ここで紹介する注意点に気をつけて、スムーズな売却を目指しましょう。

名義変更が行われていなければ売却できない

相続した団地を売却する場合、相続人の名義に変わっていなければ売却することができません。基本的に不動産の売却は本人でなければできず、相続前の名義では第三者へ所有権を移せないのです。

また、相続時に名義変更をしなければ、相続人の中で亡くなる人が出てきた場合に、話し合いがさらに複雑化してしまいます。そうなると相続手続きに時間や手間がかかり、最悪の場合は親戚同士のトラブルに発展しかねません。そのため、相続が発生した場合は速やかに名義変更の手続きを行いましょう。

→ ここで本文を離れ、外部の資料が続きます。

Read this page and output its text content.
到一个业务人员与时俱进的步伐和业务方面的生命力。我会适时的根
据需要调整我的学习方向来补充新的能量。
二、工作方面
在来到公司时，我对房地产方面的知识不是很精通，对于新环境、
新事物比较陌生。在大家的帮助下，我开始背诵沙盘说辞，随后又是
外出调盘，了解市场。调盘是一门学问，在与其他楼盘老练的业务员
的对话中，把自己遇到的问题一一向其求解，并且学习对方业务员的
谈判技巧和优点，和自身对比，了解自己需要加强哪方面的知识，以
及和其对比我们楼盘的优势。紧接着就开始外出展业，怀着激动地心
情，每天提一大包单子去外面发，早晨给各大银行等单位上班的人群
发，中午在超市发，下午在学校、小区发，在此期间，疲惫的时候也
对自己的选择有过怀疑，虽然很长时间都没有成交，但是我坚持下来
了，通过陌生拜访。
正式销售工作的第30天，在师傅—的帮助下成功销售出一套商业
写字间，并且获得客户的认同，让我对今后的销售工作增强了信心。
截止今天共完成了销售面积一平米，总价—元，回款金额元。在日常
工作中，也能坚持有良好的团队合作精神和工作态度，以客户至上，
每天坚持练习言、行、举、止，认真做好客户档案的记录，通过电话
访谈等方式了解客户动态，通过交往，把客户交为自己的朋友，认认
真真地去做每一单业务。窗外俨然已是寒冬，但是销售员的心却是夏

相続をしても、自動的に名義が変わるわけではありません。名義変更は自身で行うこともできますが、専門的な書類や手続が多いため、不安な人は司法書士へ依頼すると良いでしょう。

相続税を支払う必要があるのかを確認する

団地の売却時に気をつけるべき2つ目のポイントは、相続税を支払う義務があるのかを確認することです。不動産を相続した場合、かならず相続税を支払わなければいけないという訳ではないため、自分に相続税の支払い義務があるのかを把握しなければならないのです。

相続税を支払うのは、相続財産の合計が基礎控除額を超えたときです。相続税の基礎控除額の算出方法は以下のとおりです。

基礎控除額=3000万円+600万円✕法定相続人の数

不動産の相続税額は、相続税評価額を基準に算出することができます。また、相続税は被相続人

が亡くなった日から10ヶ月以内に納める必要があるので、早めの手続きを心がけましょう。

団地以外にも相続財産が多く、相続税の支払いが発生する可能性がある場合は、税理士などに相談をして自分が課税対象なのか確認することが重要です。

譲渡所得税がかかるのかを計算する

団地を売却して利益が出た場合、譲渡所得税を支払う必要があるのかを確認しましょう。譲渡所得税とは、不動産を売却して発生した売却益に対して課税される税金です。

譲渡所得税を算出する手順は以下のとおりです。

  1. 課税譲渡所得を求める

※課税譲渡所得金額=収入金額−(取得費+譲渡費用)−特別控除額

  1. 課税譲渡所得に税率を掛けて譲渡所得税を算出する

※譲渡所得税=課税譲渡所得✕税率

【所有期間による税率の違い】

所得区分

所有期間

税率

短期譲渡所得

所有期間5年以下

39.63%

※所得税:30%

住民税:9%

復興特別所得税:0.63%

長期譲渡所得

所有期間5年超

20.315%

※所得税:15%

住民税:5%

復興特別所得税:0.315%

ただし、課税譲渡所得を求める際の特別控除によって、非課税となるケースがあります。自分に譲渡所得税がかかるのかを知りたい場合は、税理士やファイナンシャルプランナーなどに相談してみてください。

まとめ

この記事では、団地を売却する方法や高く売るためのコツを紹介しました。団地を売却する方法として、現状のまま売却する、リフォーム・リノベーションを行って売却する、不動産会社に買い取ってもらうなどが挙げられます。また、売却の際に不動産一括査定を利用して、複数の不動産会社に査定をしてもらうことで、高値での売却につながるでしょう。

団地はほとんどが築40年を超えているため、建物の劣化などが原因で、売却に苦戦する人が多い不動産です。この記事を参考に、少しでも高く団地を売却できるよう自分に合った売却方法を見つけてみましょう。